The prevalence of MAU in men was 22.4% and 24.5% in women. In developed, intermediate-developed and under-developed areas, the prevalence of MAU in men was 20.7%, 21.9% and 32.5%, respectively; in women the prevalence was 19.6%, 26.0% and 29.5%, respectively. The prevalence of MAU increased as the number of metabolic disorders present increased, and as the number of lower SES components increased (farmer, below university education level and low income). Prevalence of MAU in developed and intermediate developed areas had adjusted risk ratios of 0.52 (95% CI 0.42 to 0.60) and 0.65 (95% CI 0.57 to 0.76), respectively.
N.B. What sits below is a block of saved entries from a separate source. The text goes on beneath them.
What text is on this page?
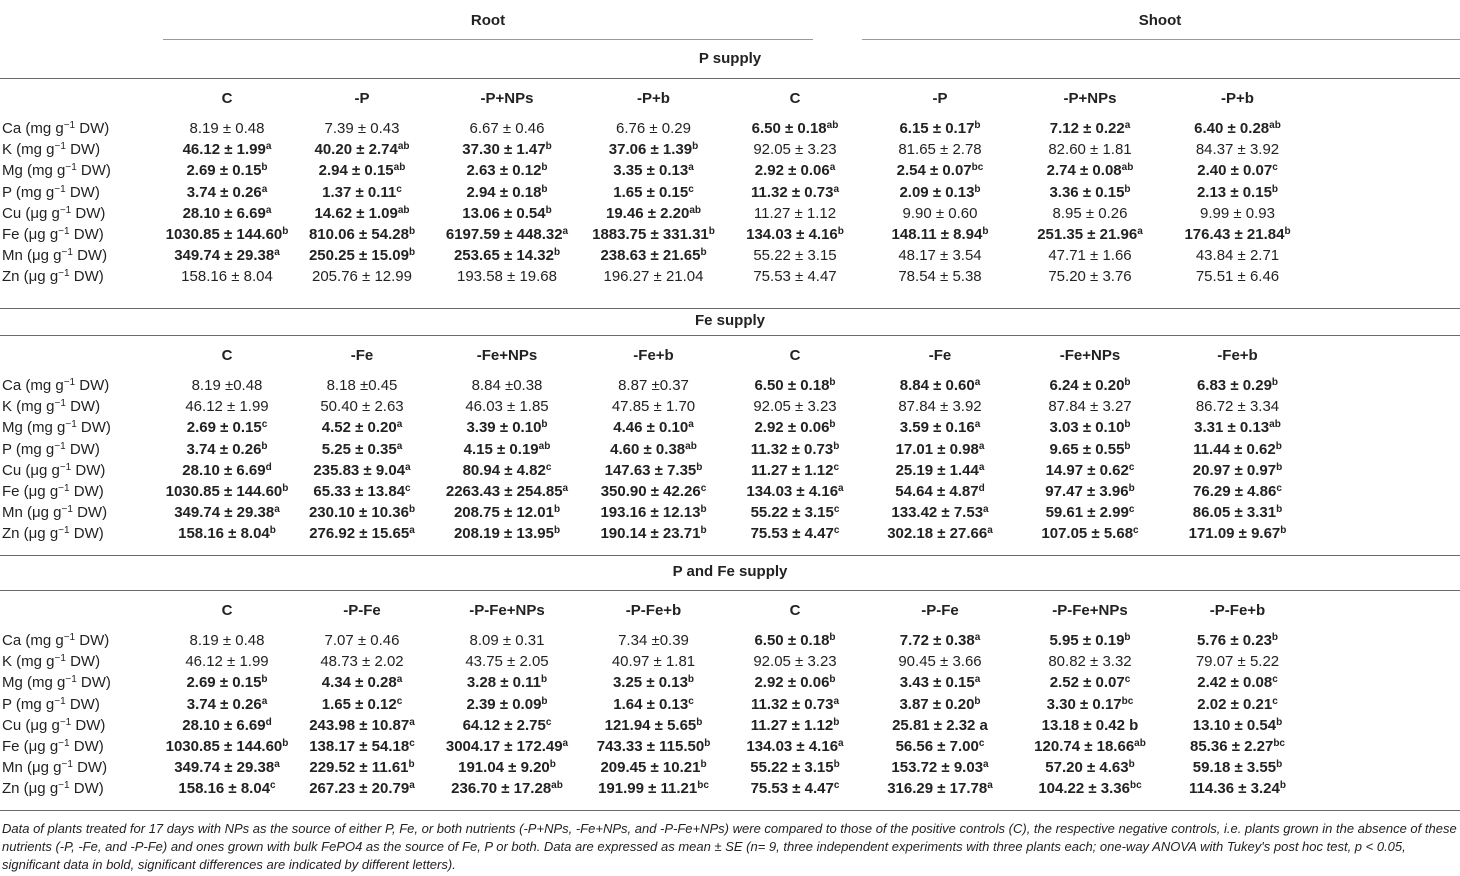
Root	Shoot
P supply
	C	-P	-P+NPs	-P+b	C	-P	-P+NPs	-P+b	
Ca (mg $g^{-1}$ DW)	8.19 ± 0.48	7.39 ± 0.43	6.67 ± 0.46	6.76 ± 0.29	6.50 ± 0.18$^{ab}$	6.15 ± 0.17$^b$	7.12 ± 0.22$^a$	6.40 ± 0.28$^{ab}$	
K (mg $g^{-1}$ DW)	46.12 ± 1.99$^a$	40.20 ± 2.74$^{ab}$	37.30 ± 1.47$^b$	37.06 ± 1.39$^b$	92.05 ± 3.23	81.65 ± 2.78	82.60 ± 1.81	84.37 ± 3.92	
Mg (mg $g^{-1}$ DW)	2.69 ± 0.15$^b$	2.94 ± 0.15$^{ab}$	2.63 ± 0.12$^b$	3.35 ± 0.13$^a$	2.92 ± 0.06$^a$	2.54 ± 0.07$^{bc}$	2.74 ± 0.08$^{ab}$	2.40 ± 0.07$^c$	
P (mg $g^{-1}$ DW)	3.74 ± 0.26$^a$	1.37 ± 0.11$^c$	2.94 ± 0.18$^b$	1.65 ± 0.15$^c$	11.32 ± 0.73$^a$	2.09 ± 0.13$^b$	3.36 ± 0.15$^b$	2.13 ± 0.15$^b$	
Cu (μg $g^{-1}$ DW)	28.10 ± 6.69$^a$	14.62 ± 1.09$^{ab}$	13.06 ± 0.54$^b$	19.46 ± 2.20$^{ab}$	11.27 ± 1.12	9.90 ± 0.60	8.95 ± 0.26	9.99 ± 0.93	
Fe (μg $g^{-1}$ DW)	1030.85 ± 144.60$^b$	810.06 ± 54.28$^b$	6197.59 ± 448.32$^a$	1883.75 ± 331.31$^b$	134.03 ± 4.16$^b$	148.11 ± 8.94$^b$	251.35 ± 21.96$^a$	176.43 ± 21.84$^b$	
Mn (μg $g^{-1}$ DW)	349.74 ± 29.38$^a$	250.25 ± 15.09$^b$	253.65 ± 14.32$^b$	238.63 ± 21.65$^b$	55.22 ± 3.15	48.17 ± 3.54	47.71 ± 1.66	43.84 ± 2.71	
Zn (μg $g^{-1}$ DW)	158.16 ± 8.04	205.76 ± 12.99	193.58 ± 19.68	196.27 ± 21.04	75.53 ± 4.47	78.54 ± 5.38	75.20 ± 3.76	75.51 ± 6.46	
Fe supply
	C	-Fe	-Fe+NPs	-Fe+b	C	-Fe	-Fe+NPs	-Fe+b	
Ca (mg $g^{-1}$ DW)	8.19 ±0.48	8.18 ±0.45	8.84 ±0.38	8.87 ±0.37	6.50 ± 0.18$^b$	8.84 ± 0.60$^a$	6.24 ± 0.20$^b$	6.83 ± 0.29$^b$	
K (mg $g^{-1}$ DW)	46.12 ± 1.99	50.40 ± 2.63	46.03 ± 1.85	47.85 ± 1.70	92.05 ± 3.23	87.84 ± 3.92	87.84 ± 3.27	86.72 ± 3.34	
Mg (mg $g^{-1}$ DW)	2.69 ± 0.15$^c$	4.52 ± 0.20$^a$	3.39 ± 0.10$^b$	4.46 ± 0.10$^a$	2.92 ± 0.06$^b$	3.59 ± 0.16$^a$	3.03 ± 0.10$^b$	3.31 ± 0.13$^{ab}$	
P (mg $g^{-1}$ DW)	3.74 ± 0.26$^b$	5.25 ± 0.35$^a$	4.15 ± 0.19$^{ab}$	4.60 ± 0.38$^{ab}$	11.32 ± 0.73$^b$	17.01 ± 0.98$^a$	9.65 ± 0.55$^b$	11.44 ± 0.62$^b$	
Cu (μg $g^{-1}$ DW)	28.10 ± 6.69$^d$	235.83 ± 9.04$^a$	80.94 ± 4.82$^c$	147.63 ± 7.35$^b$	11.27 ± 1.12$^c$	25.19 ± 1.44$^a$	14.97 ± 0.62$^c$	20.97 ± 0.97$^b$	
Fe (μg $g^{-1}$ DW)	1030.85 ± 144.60$^b$	65.33 ± 13.84$^c$	2263.43 ± 254.85$^a$	350.90 ± 42.26$^c$	134.03 ± 4.16$^a$	54.64 ± 4.87$^d$	97.47 ± 3.96$^b$	76.29 ± 4.86$^c$	
Mn (μg $g^{-1}$ DW)	349.74 ± 29.38$^a$	230.10 ± 10.36$^b$	208.75 ± 12.01$^b$	193.16 ± 12.13$^b$	55.22 ± 3.15$^c$	133.42 ± 7.53$^a$	59.61 ± 2.99$^c$	86.05 ± 3.31$^b$	
Zn (μg $g^{-1}$ DW)	158.16 ± 8.04$^b$	276.92 ± 15.65$^a$	208.19 ± 13.95$^b$	190.14 ± 23.71$^b$	75.53 ± 4.47$^c$	302.18 ± 27.66$^a$	107.05 ± 5.68$^c$	171.09 ± 9.67$^b$	
P and Fe supply
	C	-P-Fe	-P-Fe+NPs	-P-Fe+b	C	-P-Fe	-P-Fe+NPs	-P-Fe+b	
Ca (mg $g^{-1}$ DW)	8.19 ± 0.48	7.07 ± 0.46	8.09 ± 0.31	7.34 ±0.39	6.50 ± 0.18$^b$	7.72 ± 0.38$^a$	5.95 ± 0.19$^b$	5.76 ± 0.23$^b$	
K (mg $g^{-1}$ DW)	46.12 ± 1.99	48.73 ± 2.02	43.75 ± 2.05	40.97 ± 1.81	92.05 ± 3.23	90.45 ± 3.66	80.82 ± 3.32	79.07 ± 5.22	
Mg (mg $g^{-1}$ DW)	2.69 ± 0.15$^b$	4.34 ± 0.28$^a$	3.28 ± 0.11$^b$	3.25 ± 0.13$^b$	2.92 ± 0.06$^b$	3.43 ± 0.15$^a$	2.52 ± 0.07$^c$	2.42 ± 0.08$^c$	
P (mg $g^{-1}$ DW)	3.74 ± 0.26$^a$	1.65 ± 0.12$^c$	2.39 ± 0.09$^b$	1.64 ± 0.13$^c$	11.32 ± 0.73$^a$	3.87 ± 0.20$^b$	3.30 ± 0.17$^{bc}$	2.02 ± 0.21$^c$	
Cu (μg $g^{-1}$ DW)	28.10 ± 6.69$^d$	243.98 ± 10.87$^a$	64.12 ± 2.75$^c$	121.94 ± 5.65$^b$	11.27 ± 1.12$^b$	25.81 ± 2.32 a	13.18 ± 0.42 b	13.10 ± 0.54$^b$	
Fe (μg $g^{-1}$ DW)	1030.85 ± 144.60$^b$	138.17 ± 54.18$^c$	3004.17 ± 172.49$^a$	743.33 ± 115.50$^b$	134.03 ± 4.16$^a$	56.56 ± 7.00$^c$	120.74 ± 18.66$^{ab}$	85.36 ± 2.27$^{bc}$	
Mn (μg $g^{-1}$ DW)	349.74 ± 29.38$^a$	229.52 ± 11.61$^b$	191.04 ± 9.20$^b$	209.45 ± 10.21$^b$	55.22 ± 3.15$^b$	153.72 ± 9.03$^a$	57.20 ± 4.63$^b$	59.18 ± 3.55$^b$	
Zn (μg $g^{-1}$ DW)	158.16 ± 8.04$^c$	267.23 ± 20.79$^a$	236.70 ± 17.28$^{ab}$	191.99 ± 11.21$^{bc}$	75.53 ± 4.47$^c$	316.29 ± 17.78$^a$	104.22 ± 3.36$^{bc}$	114.36 ± 3.24$^b$	
Data of plants treated for 17 days with NPs as the source of either P, Fe, or both nutrients (-P+NPs, -Fe+NPs, and -P-Fe+NPs) were compared to those of the positive controls (C), the respective negative controls, i.e. plants grown in the absence of these nutrients (-P, -Fe, and -P-Fe) and ones grown with bulk FePO4 as the source of Fe, P or both. Data are expressed as mean ± SE (n= 9, three independent experiments with three plants each; one-way ANOVA with Tukey's post hoc test, p < 0.05, significant data in bold, significant differences are indicated by different letters).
Multivariate logistic analyses demonstrated MAU was strongly associated with older age, high-blood pressure, higher blood glucose low education level, low occupational level and residence in under-developed region.
Several factors had independent correlations to MAU in China: older age, metabolic abnormalities, lower SES level and living in economically under-developed areas, which encourage the development of strategies to lower the risk for MAU in these susceptible populations.
调查中国无糖尿病个体中微量白蛋白尿(MAU)的患病率,并探讨 MAU 与代谢因素、个体社会经济状况(SES)以及地区经济发展水平的关系。
MAU 患病率的横断面研究。
中国东北、北部、东部、中南部、西北部和西南部的 152 个城市街道区和 112 个农村村庄。
采用多阶段分层抽样设计,于 2007 年至 2008 年招募了 46239 名参与者。本研究共纳入 41290 名经口服葡萄糖耐量试验确诊无糖尿病的参与者。共有 35430 名个体的尿白蛋白/肌酐比值结果可用。
采用男性 30.9-299.9mg/g、女性 22.1-299.9mg/g 的 ACR 确定 MAU 的阳性检出率。
男性 MAU 的患病率为 22.4%,女性为 24.5%。在发达、中等发达和欠发达地区,男性 MAU 的患病率分别为 20.7%、21.9%和 32.5%,女性分别为 19.6%、26.0%和 29.5%。随着代谢紊乱数量的增加以及社会经济地位较低成分(农民、未受过大学教育和低收入)数量的增加,MAU 的患病率也随之升高。在发达和中等发达地区,MAU 的调整后风险比分别为 0.52(95%CI 0.42 至 0.60)和 0.65(95%CI 0.57 至 0.76)。多变量 logistic 分析表明,MAU 与年龄较大、高血压、高血糖、低教育水平、低职业水平以及居住在欠发达地区显著相关。
在中国,有几个因素与 MAU 独立相关:年龄较大、代谢异常、SES 水平较低以及生活在经济欠发达地区,这提示我们鼓励制定策略,以降低这些易感人群发生 MAU 的风险。